Coronavirus Stimulus Checks - Info
BBB Tips: Economic Impact Payments -- What you need to know about receiving your stimulus check
By Better Business Bureau. April 15, 2020.
The United States Treasury Department and the Internal Revenue Service have begun distribution of Economic Impact Payments, with no action required for most people.
Internal Revenue Service unveiled a Get My Payment tool with features to let taxpayers check on their Economic Impact Payment date and update direct deposit information. Keep in mind, the system might be overwhelmed by the volume of individuals accessing the system. More information on Get My Payment is found on the IRS news release.
This news lead to the increase of scam phone calls, text messages or emails asking for personal information and claiming people need to provide it to receive the benefits. BBB warns to not give out any information to these fake communications, as these checks are being sent out automatically, according to the IRS. See our recent scam alerts on relief checks and fake texts.
There are some scams affecting tax preparers as well. The IRS is warning tax professionals to look out for phishing schemes, increase online security and ensure client data is protected.
Seniors are especially vulnerable to these kinds of scams. It is important during this time to check on elderly neighbors and others who may need help, to be sure they are made aware of the most recent scams relevant to the coronavirus crisis.
Tips from BBB regarding economic impact payments:
- Payment or personal information is NOT required to receive your payment. The IRS has your tax information and will either mail the check directly to you, or use the direct deposit information they have on file from your tax return.
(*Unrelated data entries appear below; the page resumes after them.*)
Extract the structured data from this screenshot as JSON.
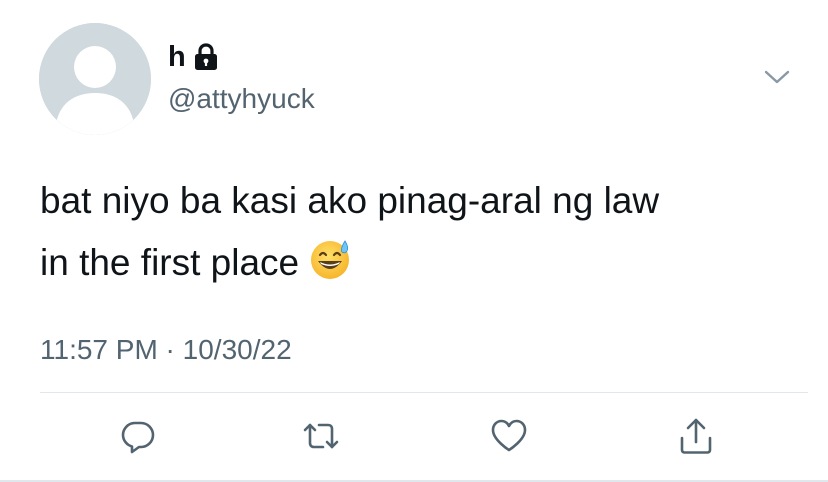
{
  "tweet": {
    "display_name": "h",
    "handle": "@attyhyuck",
    "text_line1": "bat niyo ba kasi ako pinag-aral ng law",
    "text_line2": "in the first place",
    "emoji": "grinning-face-with-sweat",
    "timestamp": "11:57 PM · 10/30/22",
    "protected": true
  },
  "actions": {
    "reply_icon": "reply-icon",
    "retweet_icon": "retweet-icon",
    "like_icon": "heart-icon",
    "share_icon": "share-icon"
  },
  "colors": {
    "text": "#0f1419",
    "secondary": "#536471",
    "avatar_bg": "#cfd9de",
    "divider": "#e1e8ed"
  }
}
Once you’ve received payment, watch for a letter directly from the IRS confirming receipt within 15 days after the payment is sent. The letter includes how the payment was made and if it wasn’t received, what you should do. More informaton is available under the Payment Recipients tab.
- If you receive Social Security and typically do not file a tax return, you will no longer need to file a simple tax return or any other paperwork to receive the stimulus. You will automatically get the payment. See IRS.gov/coronavirus for more information. US Treasury announcement
- The IRS will use your tax return for your bank account or address, and to calculate and send payments. If you filed in 2019, that information will be used. If you have not filed your 2019 return yet, 2018 filing information will be used.
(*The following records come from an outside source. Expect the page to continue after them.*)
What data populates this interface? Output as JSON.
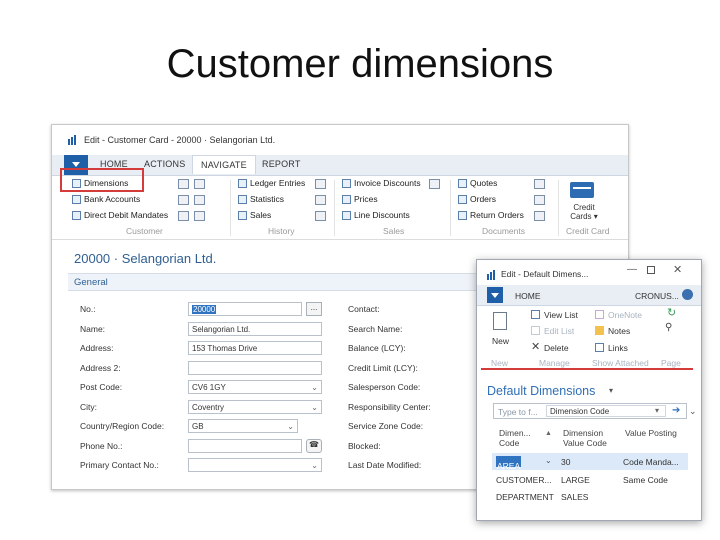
{
  "slide_title": "Customer dimensions",
  "main_window": {
    "title": "Edit - Customer Card - 20000 · Selangorian Ltd.",
    "tabs": [
      "HOME",
      "ACTIONS",
      "NAVIGATE",
      "REPORT"
    ],
    "active_tab": "NAVIGATE",
    "ribbon": {
      "customer_group": {
        "label": "Customer",
        "items": [
          "Dimensions",
          "Bank Accounts",
          "Direct Debit Mandates"
        ]
      },
      "history_group": {
        "label": "History",
        "items": [
          "Ledger Entries",
          "Statistics",
          "Sales"
        ]
      },
      "sales_group": {
        "label": "Sales",
        "items": [
          "Invoice Discounts",
          "Prices",
          "Line Discounts"
        ]
      },
      "documents_group": {
        "label": "Documents",
        "items": [
          "Quotes",
          "Orders",
          "Return Orders"
        ]
      },
      "creditcard_group": {
        "label": "Credit Card",
        "button": "Credit Cards ▾"
      }
    },
    "card_name": "20000 · Selangorian Ltd.",
    "section_title": "General",
    "left_fields": [
      {
        "label": "No.:",
        "value": "20000"
      },
      {
        "label": "Name:",
        "value": "Selangorian Ltd."
      },
      {
        "label": "Address:",
        "value": "153 Thomas Drive"
      },
      {
        "label": "Address 2:",
        "value": ""
      },
      {
        "label": "Post Code:",
        "value": "CV6 1GY"
      },
      {
        "label": "City:",
        "value": "Coventry"
      },
      {
        "label": "Country/Region Code:",
        "value": "GB"
      },
      {
        "label": "Phone No.:",
        "value": ""
      },
      {
        "label": "Primary Contact No.:",
        "value": ""
      }
    ],
    "right_labels": [
      "Contact:",
      "Search Name:",
      "Balance (LCY):",
      "Credit Limit (LCY):",
      "Salesperson Code:",
      "Responsibility Center:",
      "Service Zone Code:",
      "Blocked:",
      "Last Date Modified:"
    ]
  },
  "dialog": {
    "title": "Edit - Default Dimens...",
    "tab": "HOME",
    "company": "CRONUS...",
    "actions": {
      "new": "New",
      "view_list": "View List",
      "edit_list": "Edit List",
      "delete": "Delete",
      "onenote": "OneNote",
      "notes": "Notes",
      "links": "Links"
    },
    "groups": [
      "New",
      "Manage",
      "Show Attached",
      "Page"
    ],
    "heading": "Default Dimensions",
    "filter_placeholder": "Type to f...",
    "filter_field": "Dimension Code",
    "columns": [
      "Dimen... Code",
      "Dimension Value Code",
      "Value Posting"
    ],
    "rows": [
      {
        "dimension": "AREA",
        "value": "30",
        "posting": "Code Manda..."
      },
      {
        "dimension": "CUSTOMER...",
        "value": "LARGE",
        "posting": "Same Code"
      },
      {
        "dimension": "DEPARTMENT",
        "value": "SALES",
        "posting": ""
      }
    ]
  }
}
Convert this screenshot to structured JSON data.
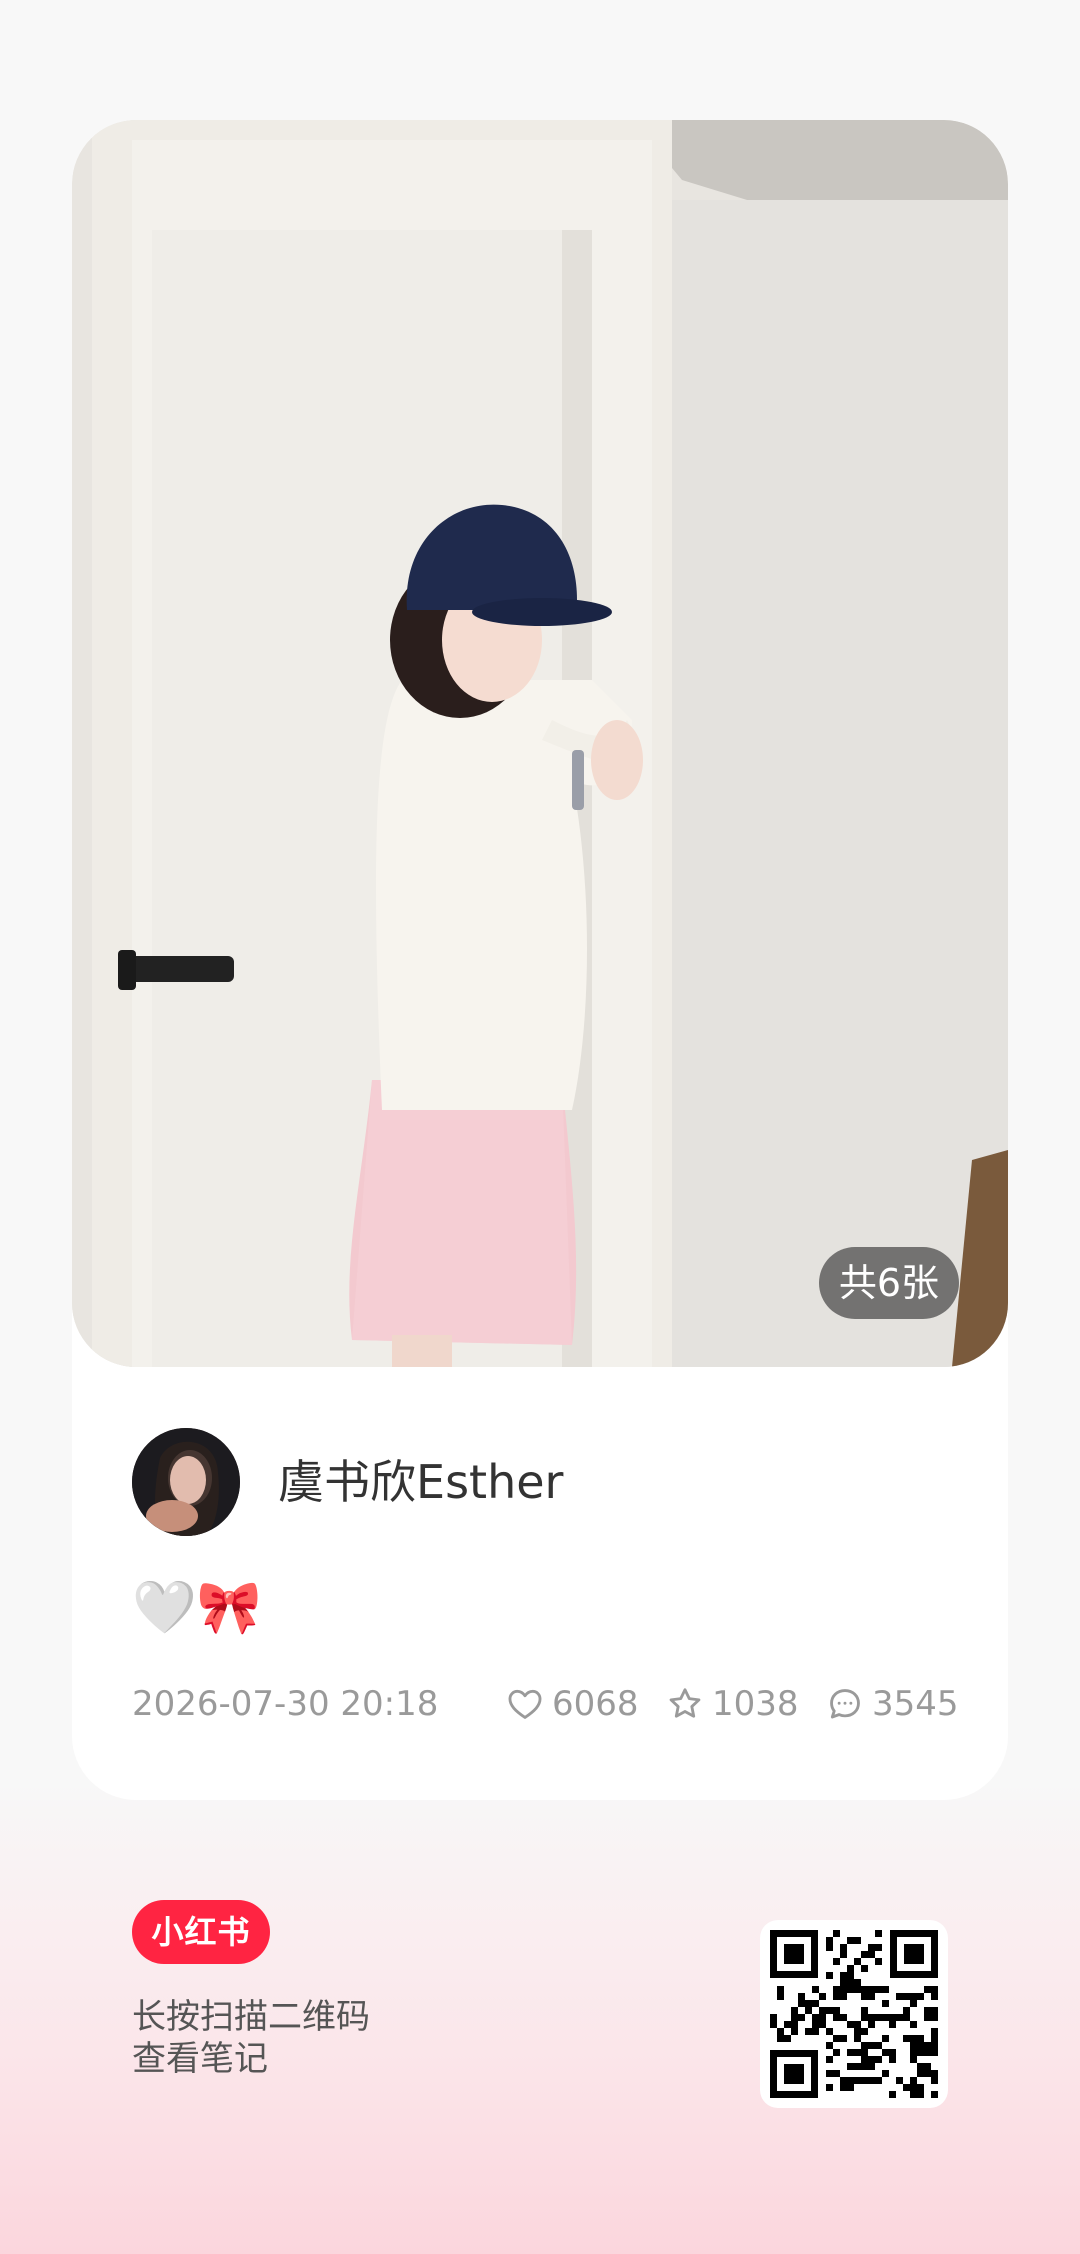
{
  "photo": {
    "image_count_label": "共6张"
  },
  "author": {
    "name": "虞书欣Esther"
  },
  "caption": "🤍🎀",
  "meta": {
    "date": "2026-07-30 20:18",
    "likes": "6068",
    "favorites": "1038",
    "comments": "3545"
  },
  "footer": {
    "brand": "小红书",
    "line1": "长按扫描二维码",
    "line2": "查看笔记"
  },
  "icons": {
    "like": "heart-icon",
    "favorite": "star-icon",
    "comment": "comment-icon"
  },
  "colors": {
    "brand": "#ff2442",
    "meta_text": "#9a9a9a",
    "badge_bg": "#464646"
  }
}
- No one will call or email you from the government regarding your check. If you get a text, phone call, or email asking you for your personal information, do not respond.
- Be sure you are eligible. Tax filers who have adjusted gross income levels of $75,000 for individuals and $150,000 for couples will receive full payment. Payment is reduced by $5 for each $100 above that threshold. Individuals with income above $99,000 or couples above $198,000 with no children are not eligible.
- Reach out. If anyone contacts you to get your personal information, then tries to keep you on the phone or rush you to a decision, hang up. Ask someone you trust, like a family member or financial advisor, for advice.
- Contact your bank directly if there is a problem with your direct deposit or appears to be a hold on the stimulus check distribution.